Rising costs are squeezing out small and medium enterprises
ANCEVE, Portugal’s association of wine traders and exporters has called on the government to speed up an extraordinary support plan for the sector, in the face of rising costs that have left small and medium-sized producers “on the verge of bankruptcy”.
“The continued rise in the prices of raw materials, bottling materials, transport and costs in general is pushing many small and medium-sized producers – which make up the majority of the business fabric of the wine industry -to the brink of bankruptcy,” says the association in a statement released today.
Describing the situation as “urgent and imperative”, ANCEVE wants the government to expedite an extraordinary support plan for the sector.

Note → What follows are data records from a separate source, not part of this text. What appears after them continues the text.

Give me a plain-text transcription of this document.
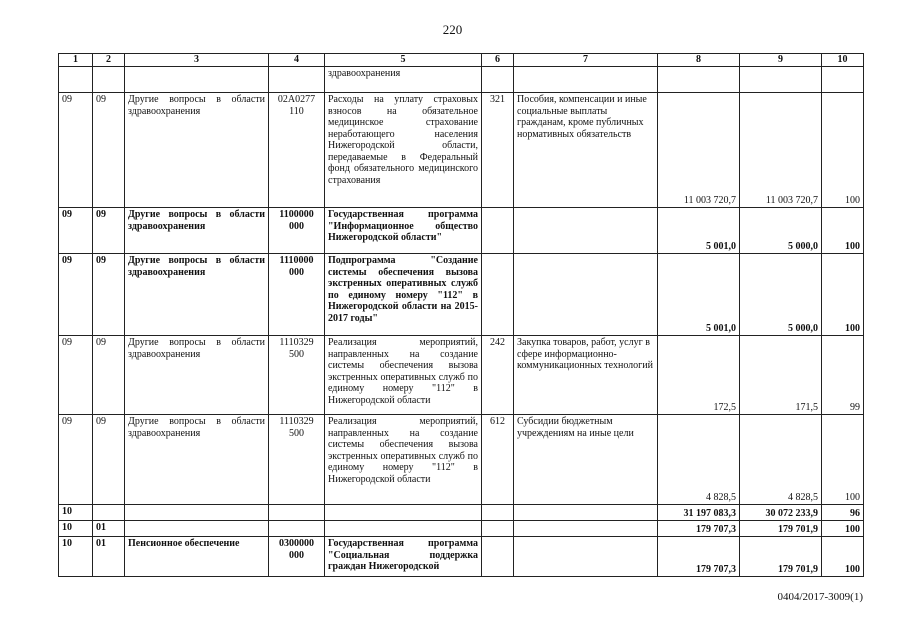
220
1	2	3	4	5	6	7	8	9	10
				здравоохранения					
09	09	Другие вопросы в области здравоохранения	02А0277 110	Расходы на уплату страховых взносов на обязательное медицинское страхование неработающего населения Нижегородской области, передаваемые в Федеральный фонд обязательного медицинского страхования	321	Пособия, компенсации и иные социальные выплаты гражданам, кроме публичных нормативных обязательств	11 003 720,7	11 003 720,7	100
09	09	Другие вопросы в области здравоохранения	1100000 000	Государственная программа "Информационное общество Нижегородской области"			5 001,0	5 000,0	100
09	09	Другие вопросы в области здравоохранения	1110000 000	Подпрограмма "Создание системы обеспечения вызова экстренных оперативных служб по единому номеру "112" в Нижегородской области на 2015-2017 годы"			5 001,0	5 000,0	100
09	09	Другие вопросы в области здравоохранения	1110329 500	Реализация мероприятий, направленных на создание системы обеспечения вызова экстренных оперативных служб по единому номеру "112" в Нижегородской области	242	Закупка товаров, работ, услуг в сфере информационно-коммуникационных технологий	172,5	171,5	99
09	09	Другие вопросы в области здравоохранения	1110329 500	Реализация мероприятий, направленных на создание системы обеспечения вызова экстренных оперативных служб по единому номеру "112" в Нижегородской области	612	Субсидии бюджетным учреждениям на иные цели	4 828,5	4 828,5	100
10							31 197 083,3	30 072 233,9	96
10	01						179 707,3	179 701,9	100
10	01	Пенсионное обеспечение	0300000 000	Государственная программа "Социальная поддержка граждан Нижегородской			179 707,3	179 701,9	100
0404/2017-3009(1)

It is also asking for interest-free treasury support – so that cooperative wineries and grape buyers can pay grape producers for their grapes after the harvest – reinforced support over the price of agricultural diesel, which is costing around €1.80 per litre, and help for investment in barrels and bottle stocks..
ANCEVE doesn’t stop there. It is also hoping for a credit line for wine promotion programmes, and for ‘restructuring and reconversion of vineyards’ so that promotional activities can start in 2023.
The document – which is just one of many now jostling for the government’s attention – describes the agriculture ministry as “weakened, excessively bureaucratised, devoid of strategy and without a clear direction”. (These criticisms, and quite a few others, have been voiced countless times in the recent past.)
For ANCEVE, says Lusa, the ministry “should have the strength to prevent financial cutbacks that are taking many millions of euros from the coffers of the IVV [Vine and Wine Institute] and the IVDP [Douro and Port Wines Institute]“. Instead, it assists while another sector vital for the economy flounders in the fallout of the current economic crisis.